I am looking for a computationally-efficient way to solve s Diophantine equation related to Pythagorean triples.
In particular, the problem is the following:
Given a number $c$, what are the numbers $b_1,b_2,...,b_n$ such that both $c^2-b_k$ and $c^2+b_k$ are square numbers.
For example, given the number $c=65$, we have the values
$$[4056, 3696, 3000, 2016]$$
for the sequence $b_n$, since $65^2-4056$, $65^2+4056$, $65^2-3696$, $65^2+3696$, etc. are all perfect integer squares.
The naive approach that my program is using is relatively simple:
- For all integer $a$ such that $1\leq a<c$, test if $2c^2-a^2$ is a perfect square.
- If it is, then $c^2-a^2$ is in $b_n$.
Define a function $f(k)$ for integer $k$ such that $f(k)$ is the number of elements in the corresponding sequence $b_n$. For example, $f(65)=4$, as shown.

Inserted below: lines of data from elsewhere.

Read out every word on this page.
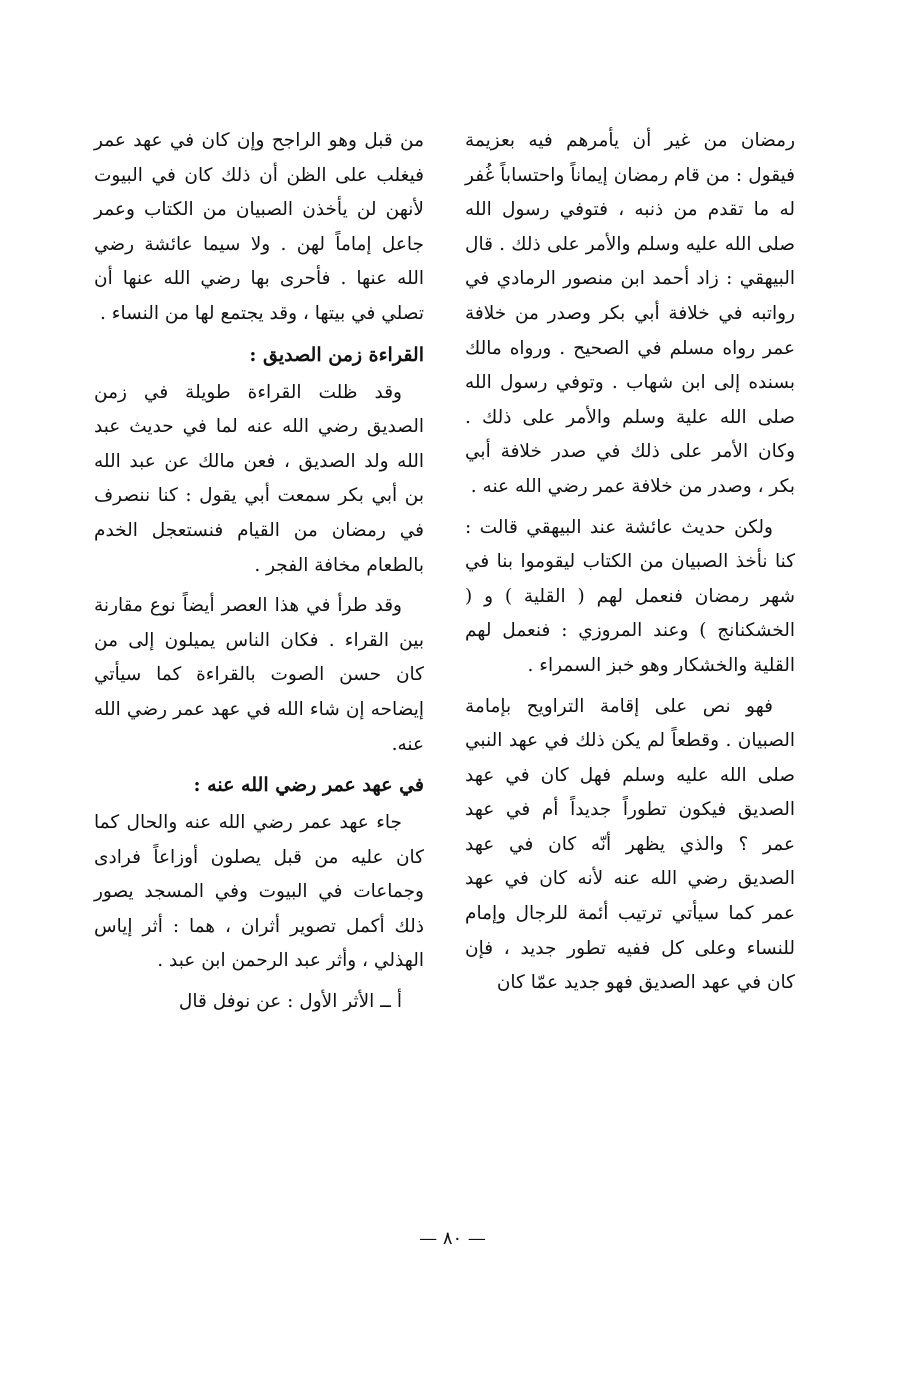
رمضان من غير أن يأمرهم فيه بعزيمة فيقول : من قام رمضان إيماناً واحتساباً غُفر له ما تقدم من ذنبه ، فتوفي رسول الله صلى الله عليه وسلم والأمر على ذلك . قال البيهقي : زاد أحمد ابن منصور الرمادي في رواتبه في خلافة أبي بكر وصدر من خلافة عمر رواه مسلم في الصحيح . ورواه مالك بسنده إلى ابن شهاب . وتوفي رسول الله صلى الله علية وسلم والأمر على ذلك . وكان الأمر على ذلك في صدر خلافة أبي بكر ، وصدر من خلافة عمر رضي الله عنه .

ولكن حديث عائشة عند البيهقي قالت : كنا نأخذ الصبيان من الكتاب ليقوموا بنا في شهر رمضان فنعمل لهم ( القلية ) و ( الخشكنانج ) وعند المروزي : فنعمل لهم القلية والخشكار وهو خبز السمراء .

فهو نص على إقامة التراويح بإمامة الصبيان . وقطعاً لم يكن ذلك في عهد النبي صلى الله عليه وسلم فهل كان في عهد الصديق فيكون تطوراً جديداً أم في عهد عمر ؟ والذي يظهر أنّه كان في عهد الصديق رضي الله عنه لأنه كان في عهد عمر كما سيأتي ترتيب أئمة للرجال وإمام للنساء وعلى كل ففيه تطور جديد ، فإن كان في عهد الصديق فهو جديد عمّا كان

من قبل وهو الراجح وإن كان في عهد عمر فيغلب على الظن أن ذلك كان في البيوت لأنهن لن يأخذن الصبيان من الكتاب وعمر جاعل إماماً لهن . ولا سيما عائشة رضي الله عنها . فأحرى بها رضي الله عنها أن تصلي في بيتها ، وقد يجتمع لها من النساء .

القراءة زمن الصديق :

وقد ظلت القراءة طويلة في زمن الصديق رضي الله عنه لما في حديث عبد الله ولد الصديق ، فعن مالك عن عبد الله بن أبي بكر سمعت أبي يقول : كنا ننصرف في رمضان من القيام فنستعجل الخدم بالطعام مخافة الفجر .

وقد طرأ في هذا العصر أيضاً نوع مقارنة بين القراء . فكان الناس يميلون إلى من كان حسن الصوت بالقراءة كما سيأتي إيضاحه إن شاء الله في عهد عمر رضي الله عنه.

في عهد عمر رضي الله عنه :

جاء عهد عمر رضي الله عنه والحال كما كان عليه من قبل يصلون أوزاعاً فرادى وجماعات في البيوت وفي المسجد يصور ذلك أكمل تصوير أثران ، هما : أثر إياس الهذلي ، وأثر عبد الرحمن ابن عبد .

أ ــ الأثر الأول : عن نوفل قال

— ٨٠ —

I decided to investigate the local maximums of the $f$, finding that they were successively
$$5,25,65,325,1105,5525,27625,32045,....$$
To my surprise, this sequence appears in the OEIS at http://oeis.org/A088959. The title of this integer sequence is "Lowest numbers which are d-Pythagorean decomposable, i.e. square is expressible as sum of two distinct squares in more ways than for any smaller number."
I noticed that the values in this entry have been computed up to a high value (the 70th term is computed as $49360435020710806319207602548125$), and I am confused as to how they did this. The naive approach I laid out would take billions of years on this number.
Thus, I am asking for a faster way to generate the sequence $b_n$ for some given integer $c$.
the primitive solutions to $$ u^2 + v^2 = 2 w^2, $$ that is $$ \gcd(u,v,w) = 1, $$ are given by $$ u = r^2 - 2 r s - s^2, \; \; v = r^2 + 2 r s - s^2, \; \; w = r^2 + s^2, $$ where $$ \gcd(r,s) = 1 $$ but $r,s$ are not both odd.
There is more that can be said... if you are testing $c$ that is divisible by any prime such as $3,7, 11, 19, 23,$ i.e. $p \equiv 3 \pmod 4,$ then you are wasting time, as the other numbers are divisible by the same prime.
Solving $r^2 + s^2 = w$ for prime $w \equiv 1 \pmod 4$ is fairly understandable. For composite $w,$ see Hardy Muskat Williams.